Dreaming in Color - House of Blues, April 30, 2014
Hello. My name is Jeevo, and I can be a hypocrite. We will get to this later. For now, here is everything that went wrong with my first debut at the House of Blues Los Angeles this past Wednesday night:
1) We had no real sound check
2) The sound guy played the wrong song for my intro, and my band and I completely acted out the first song on the fly :-)
3) We had pretty much no music in the monitors and I could only hear the drums, bass and some guitar to find my key
4) My volume was low in the main speakers generally, especially during the higher tempo, louder songs.
5) I asked for a wireless mic, and was told they couldn't provide one just before the show - for all performers, this is a big deal. I was holding a wire the entire show so I wouldn't trip over it.
We all know artists care about their work. This is nothing new. Everybody wants to give their best presentation of what they believe is their calling. But I am a hypocrite because I project the idea and spirit of trusting God to work everything for good, yet micromanage His game plan and critique every flaw that was not up to "my standard." Sure I can celebrate the victory and find joy in the midst - but after every artistic show of mine, I first ponder the ills - the wrongs - the mistakes - the untidiness. My default is not an altar of celebration and praise - it is an idol of my image - an idol that I quite frankly place above the celebration of a miracle.
This has been a flaw of mine since I have pursued music. It does not matter how powerful or amazing the show is - I still come away in a melancholy mood, wondering if what I did was anything of value. Wondering what I could have done better, or what flaws pricked every core of my being. Wondering if I have any business making quality music if I can't deliver with precision and excellence. Wondering if people were let down. Wondering if I had made them expect too much.
When you have a wife like mine, you cannot get away with living under your potential. You cannot sweep aside the things of the soul that are essential. She gently reminded me that my mindset was beneath the calling that God truly has for me. She gently exhorted me. She basically grabbed me outside of my quiet hole and brought to light something that I have casually dismissed for years. The remainder of this writing is a mix of what her words and God's conviction have forced me to wrestle with - I believe it is for you all as well - thus the transparency. B/c transparency in of itself is not worth that much, even if it's the cool emo thing to do.
When God does a work, it is not about you. It will involve you, but its outpouring and sheer grace is certainly not about you. We tend to lose our way even when He has His hand upon us. I began my set with "Dreaming in Color" - A cry of wanting to know what is right and wrong, but dealing with shades of grey while thinking in black and white. I then sang "Lost." A song about my very struggle of mistrust and anxiety. When Adam ate the apple, we all became susceptible to not trusting the greater works of God, whether we understand His methodology or not.

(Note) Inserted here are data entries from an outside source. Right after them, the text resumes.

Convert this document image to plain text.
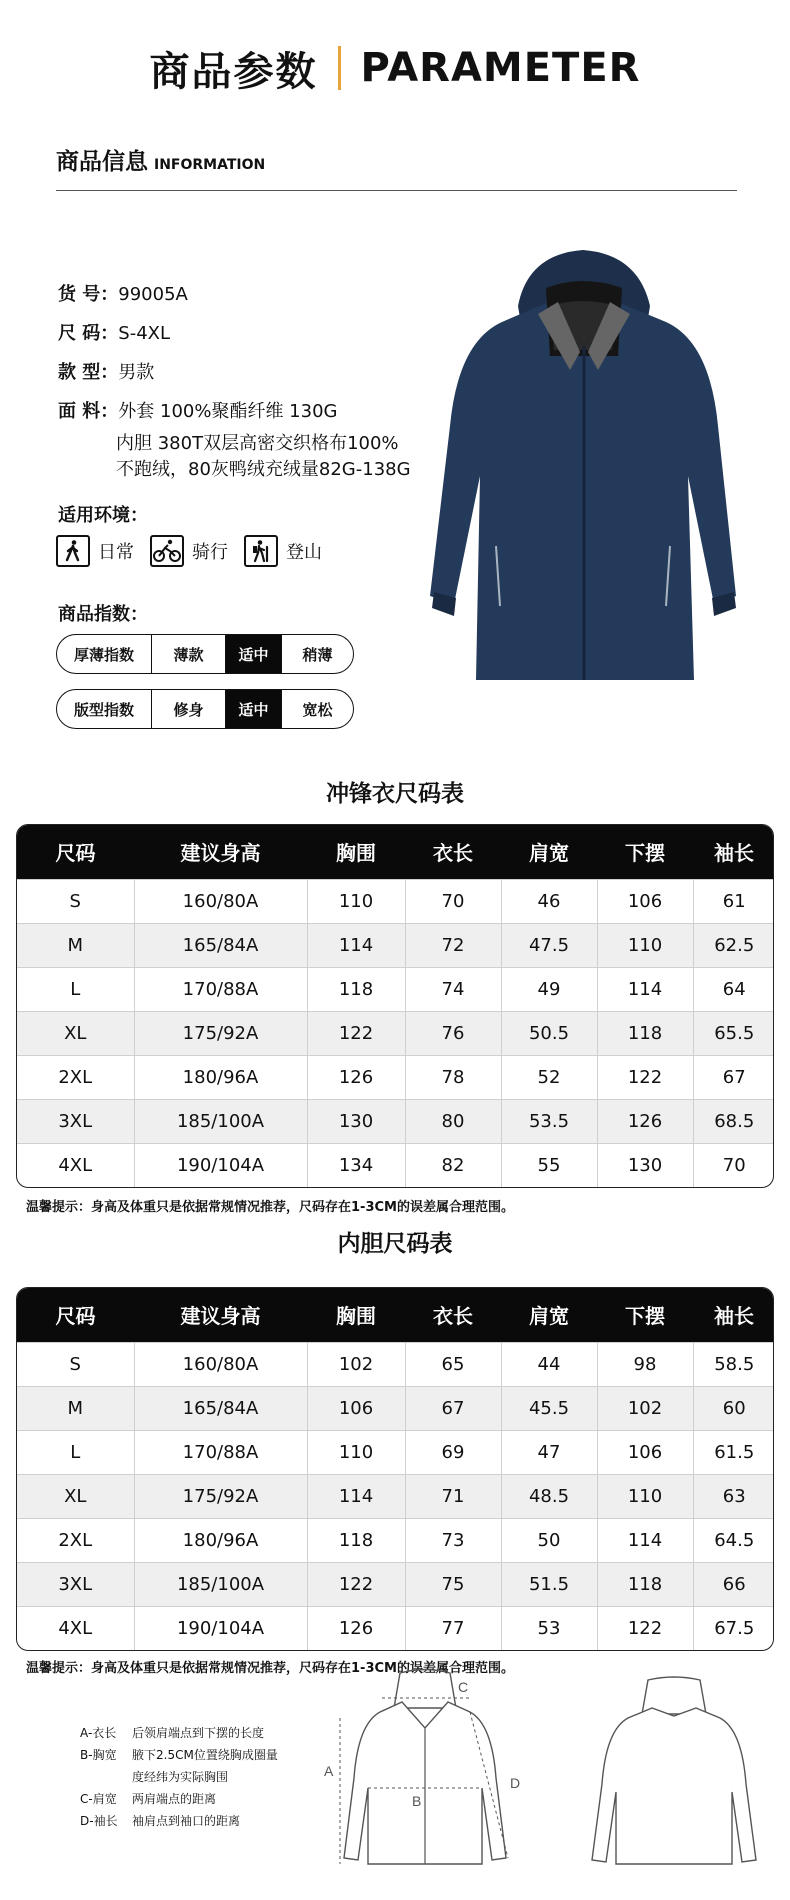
商品参数 PARAMETER
商品信息 INFORMATION
货 号：99005A
尺 码：S-4XL
款 型：男款
面 料：外套 100%聚酯纤维 130G
内胆 380T双层高密交织格布100%
不跑绒，80灰鸭绒充绒量82G-138G
适用环境：
日常	骑行	登山
商品指数：
厚薄指数	薄款	适中	稍薄
版型指数	修身	适中	宽松
冲锋衣尺码表
尺码	建议身高	胸围	衣长	肩宽	下摆	袖长
S	160/80A	110	70	46	106	61
M	165/84A	114	72	47.5	110	62.5
L	170/88A	118	74	49	114	64
XL	175/92A	122	76	50.5	118	65.5
2XL	180/96A	126	78	52	122	67
3XL	185/100A	130	80	53.5	126	68.5
4XL	190/104A	134	82	55	130	70
温馨提示：身高及体重只是依据常规情况推荐，尺码存在1-3CM的误差属合理范围。
内胆尺码表
尺码	建议身高	胸围	衣长	肩宽	下摆	袖长
S	160/80A	102	65	44	98	58.5
M	165/84A	106	67	45.5	102	60
L	170/88A	110	69	47	106	61.5
XL	175/92A	114	71	48.5	110	63
2XL	180/96A	118	73	50	114	64.5
3XL	185/100A	122	75	51.5	118	66
4XL	190/104A	126	77	53	122	67.5
温馨提示：身高及体重只是依据常规情况推荐，尺码存在1-3CM的误差属合理范围。
A-衣长 后领肩端点到下摆的长度
B-胸宽 腋下2.5CM位置绕胸成圈量
度经纬为实际胸围
C-肩宽 两肩端点的距离
D-袖长 袖肩点到袖口的距离
A
B
C
D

After I perform, even though I am well-equipped with the Spirit of God, I am unable to fully appreciate His glory in the midst of imperfections. I curve into myself, as if the purpose of the show was to glorify my music - as if God opening up the House of Blues was solely for my music career. It seems so elementary, but when people come to see you perform, you feel like you owe them your best. But really, my audience is One. My audience is also covered by the One. My audience is owned by the One. I belong to the One.
I was recently struck by the film "Heaven Is For Real." If we were completely certain that God will greet us after our death, how would we live our life now? How ridiculous would all our vain pursuits at ephemeral glory be? How unfulfilled is a life that seeks momentary glory, in the light of a God where the concept of glory was designed for?
This post is my first altar of praise. To publicly tell you all how grateful I am for the opportunity to perform at a great venue. I am so thankful for how many of you showed up, made noise, and "turned up." :-) Your energy was amazing, and the videos suggest that the sound was really good for the most part! Your enthusiasm suggests that it was a good show, despite how much I didn't want to write that last sentence. Your support and feedback have been incredible, and my band was on fire! Thank you.
Three years ago, I wrote a blog blasting everyone who didn't show up to a concert of mine. I do not regret that at all, and I meant every word. Three years later, I have nothing but love and excitement for all of you who could not make it to the House of Blues - b/c I know there will be more for you to all attend, and I know your time is all precious. I know that I am not needed by the people. My music is not necessary. God is necessary. I hold on to the shoes I wear to present the gospel of peace very loosely. At any moment He may ask me to remove the shoes of music (even my Red October Air Yeezys!) - or remove the shoes of performing - but from my sense, He's just making my feet cleaner. He is preparing you all for the exact shoe that will be fitted for your destinies. In every pursuit, may we build our altars of worship. May we build our remembrances of the great work He has done, and will continue to do throughout our lives. The same hand that builds praise, can also build an idol. Learn from my mistake. Fight against it. Don't be like me in this way.
Peace, and much love to you - your artist who is a work in progress - Jeevo.